Till I passed my 10th grade, I would almost everyday have random people asking me if I was adopted and when I said yes, they would give me a terrible look, because of which I would always be down or ashmed when I shared about my adoption.
I could say that somewhere that did affect me… But my family loved me so much that they did their best , that I could never say that I was adopted. They turned that negative word into a positive one. My dad always told me which has stayed with me forever : “It’s not we who have adopted you, but you who have adopted us”
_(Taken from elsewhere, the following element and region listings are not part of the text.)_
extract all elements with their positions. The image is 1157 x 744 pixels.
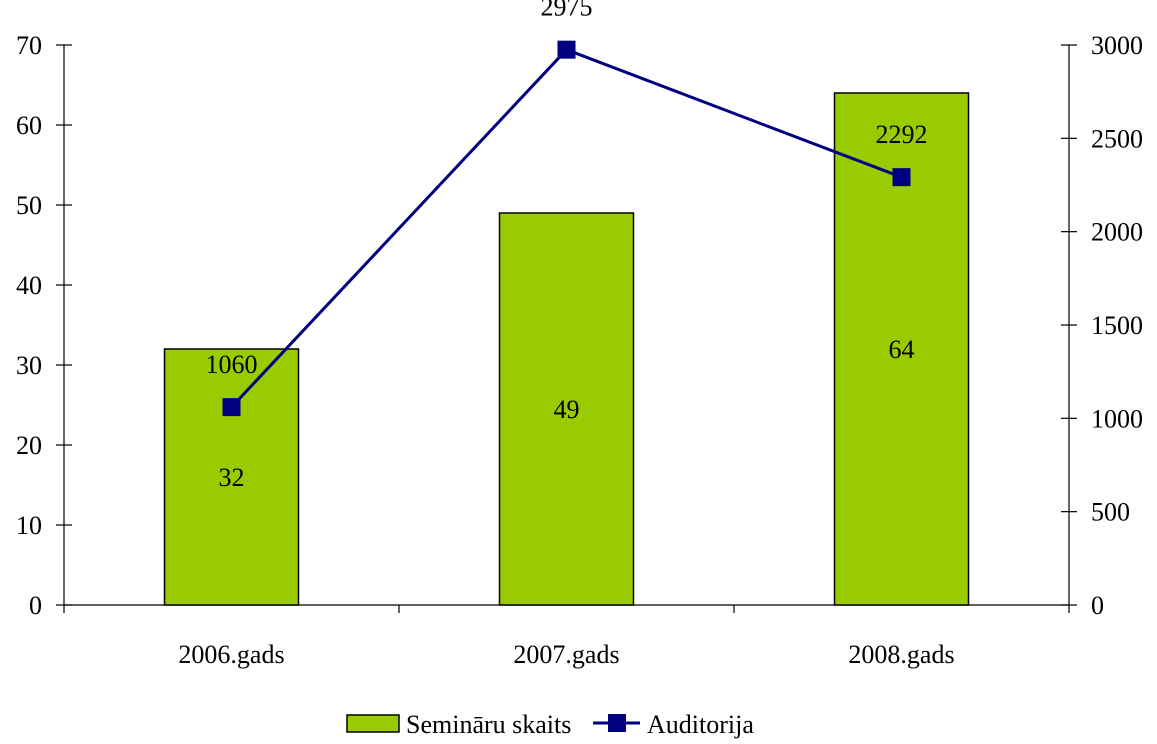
legend-label-seminaru: Semināru skaits: [406, 710, 571, 739]
line-data-label: 1060: [206, 350, 258, 379]
x-tick-label: 2008.gads: [848, 640, 954, 669]
y-left-tick-label: 0: [29, 591, 42, 620]
y-right-tick-label: 500: [1091, 498, 1130, 527]
y-left-tick-label: 50: [16, 191, 42, 220]
y-left-tick-label: 60: [16, 111, 42, 140]
y-left-tick-label: 10: [16, 511, 42, 540]
bar: [163, 348, 300, 606]
y-left-tick-label: 20: [16, 431, 42, 460]
axes: 0 10 20 30 40 50 60 70 0 500 1000 1500 2000 2500 3000 2…: [16, 31, 1143, 669]
x-tick-label: 2007.gads: [513, 640, 619, 669]
y-right-tick-label: 2500: [1091, 124, 1143, 153]
bar-data-label: 49: [554, 395, 580, 424]
line-marker: [892, 168, 911, 187]
y-left-tick-label: 30: [16, 351, 42, 380]
y-right-tick-label: 1500: [1091, 311, 1143, 340]
y-left-tick-label: 70: [16, 31, 42, 60]
y-right-tick-label: 1000: [1091, 404, 1143, 433]
bar-data-label: 64: [889, 335, 915, 364]
line-marker: [222, 398, 241, 417]
bar-data-label: 32: [219, 463, 245, 492]
bar: [498, 212, 635, 606]
line-series: [222, 40, 911, 417]
line-data-label: 2975: [541, 0, 593, 22]
y-right-tick-label: 0: [1091, 591, 1104, 620]
line-data-label: 2292: [876, 120, 928, 149]
legend-marker-auditorija: [608, 714, 626, 732]
line-marker: [557, 40, 576, 59]
legend-label-auditorija: Auditorija: [647, 710, 754, 739]
data-labels: 32 49 64 1060 2975 2292: [206, 0, 928, 492]
legend: Semināru skaits Auditorija: [346, 710, 754, 739]
y-right-tick-label: 2000: [1091, 218, 1143, 247]
x-tick-label: 2006.gads: [178, 640, 284, 669]
legend-swatch-seminaru: [346, 714, 400, 733]
y-left-tick-label: 40: [16, 271, 42, 300]
y-right-tick-label: 3000: [1091, 31, 1143, 60]
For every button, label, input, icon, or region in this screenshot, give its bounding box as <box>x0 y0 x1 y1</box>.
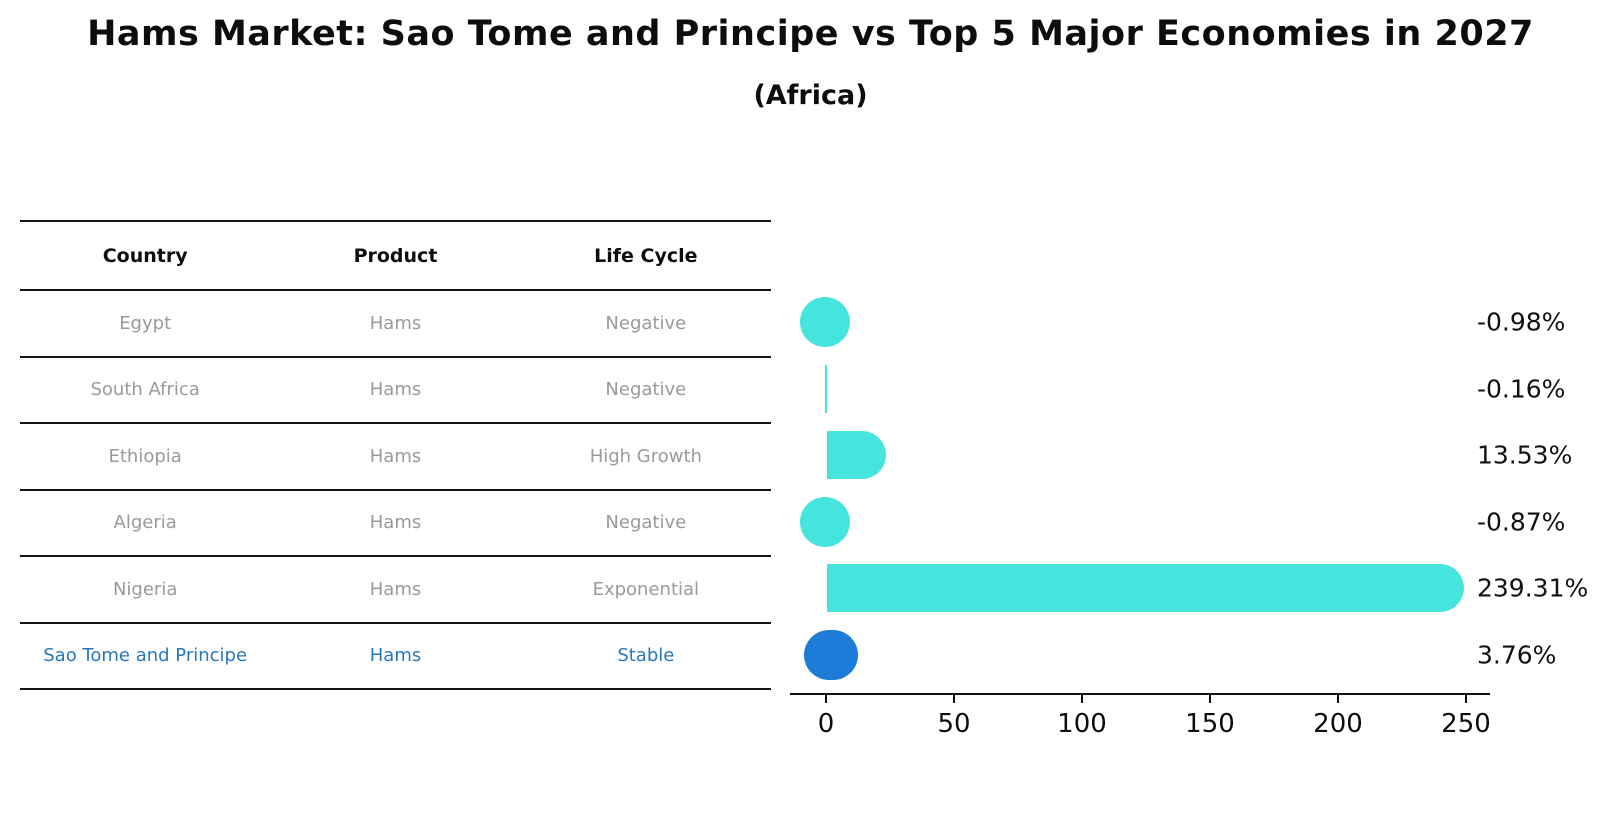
table-row: Algeria Hams Negative <box>20 491 771 557</box>
table-row: Sao Tome and Principe Hams Stable <box>20 624 771 690</box>
x-tick-mark <box>1081 695 1083 703</box>
bar-egypt <box>799 297 850 348</box>
cell-life-cycle: Stable <box>617 645 675 667</box>
cell-country: Sao Tome and Principe <box>43 645 248 667</box>
cell-product: Hams <box>369 645 422 667</box>
x-tick-mark <box>1465 695 1467 703</box>
x-tick-label: 250 <box>1441 709 1491 739</box>
cell-life-cycle: Negative <box>605 379 687 401</box>
cell-life-cycle: Negative <box>605 312 687 334</box>
x-tick-label: 200 <box>1313 709 1363 739</box>
cell-product: Hams <box>369 379 422 401</box>
value-label: -0.87% <box>1477 507 1566 537</box>
column-header-country: Country <box>102 244 188 267</box>
table-header-row: Country Product Life Cycle <box>20 222 771 291</box>
x-tick-mark <box>1209 695 1211 703</box>
cell-product: Hams <box>369 512 422 534</box>
x-axis <box>790 693 1490 695</box>
x-tick-label: 50 <box>937 709 971 739</box>
column-header-product: Product <box>353 244 438 267</box>
value-label: 3.76% <box>1477 640 1557 670</box>
cell-product: Hams <box>369 312 422 334</box>
cell-country: Algeria <box>113 512 177 534</box>
chart-subtitle: (Africa) <box>753 80 868 111</box>
cell-product: Hams <box>369 578 422 600</box>
value-label: 239.31% <box>1477 573 1589 603</box>
cell-life-cycle: High Growth <box>589 445 702 467</box>
x-tick-mark <box>1337 695 1339 703</box>
chart-title: Hams Market: Sao Tome and Principe vs To… <box>87 14 1534 54</box>
cell-country: Nigeria <box>112 578 178 600</box>
x-tick-label: 150 <box>1185 709 1235 739</box>
bar-sao-tome-and-principe <box>804 629 858 680</box>
column-header-life-cycle: Life Cycle <box>594 244 698 267</box>
value-label: -0.16% <box>1477 374 1566 404</box>
value-label: -0.98% <box>1477 307 1566 337</box>
cell-product: Hams <box>369 445 422 467</box>
bar-south-africa <box>824 364 827 413</box>
cell-country: Egypt <box>119 312 172 334</box>
cell-life-cycle: Negative <box>605 512 687 534</box>
cell-country: South Africa <box>90 379 200 401</box>
x-tick-mark <box>953 695 955 703</box>
table-row: Nigeria Hams Exponential <box>20 557 771 624</box>
x-tick-mark <box>825 695 827 703</box>
bar-algeria <box>799 496 850 547</box>
table-row: Ethiopia Hams High Growth <box>20 424 771 491</box>
country-table: Country Product Life Cycle Egypt Hams Nega… <box>20 220 771 690</box>
x-tick-label: 0 <box>817 709 835 739</box>
x-tick-label: 100 <box>1057 709 1107 739</box>
cell-country: Ethiopia <box>108 445 182 467</box>
table-row: Egypt Hams Negative <box>20 291 771 358</box>
value-label: 13.53% <box>1477 440 1573 470</box>
cell-life-cycle: Exponential <box>592 578 700 600</box>
bar-nigeria <box>827 564 1464 613</box>
table-row: South Africa Hams Negative <box>20 358 771 424</box>
bar-ethiopia <box>827 431 886 480</box>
I always wondered how my elder brother (not adopted) managed to take care of me and love me so much, I once asked my mum, that “What did you guys tell him or how did you manage to handle his feelings?” Mum said that before getting me home, they would get some time with my brother and tell him that, He had to love me more since I needed it, to always protect me, and be with me the whole time, and all this he grasped at the age of 3!!!” And my family till now, never ever fails to do so…
Above all I believe God does have plans in everyone’s lives, maybe it not the way how you want it to be but that’s what’s best!
Today, I can proudly say that I’m adopted and the only purpose I do so, is to tell the world that adoption is not really a bad thing, its a blessing: to the child whom you’re adopting and also for the family.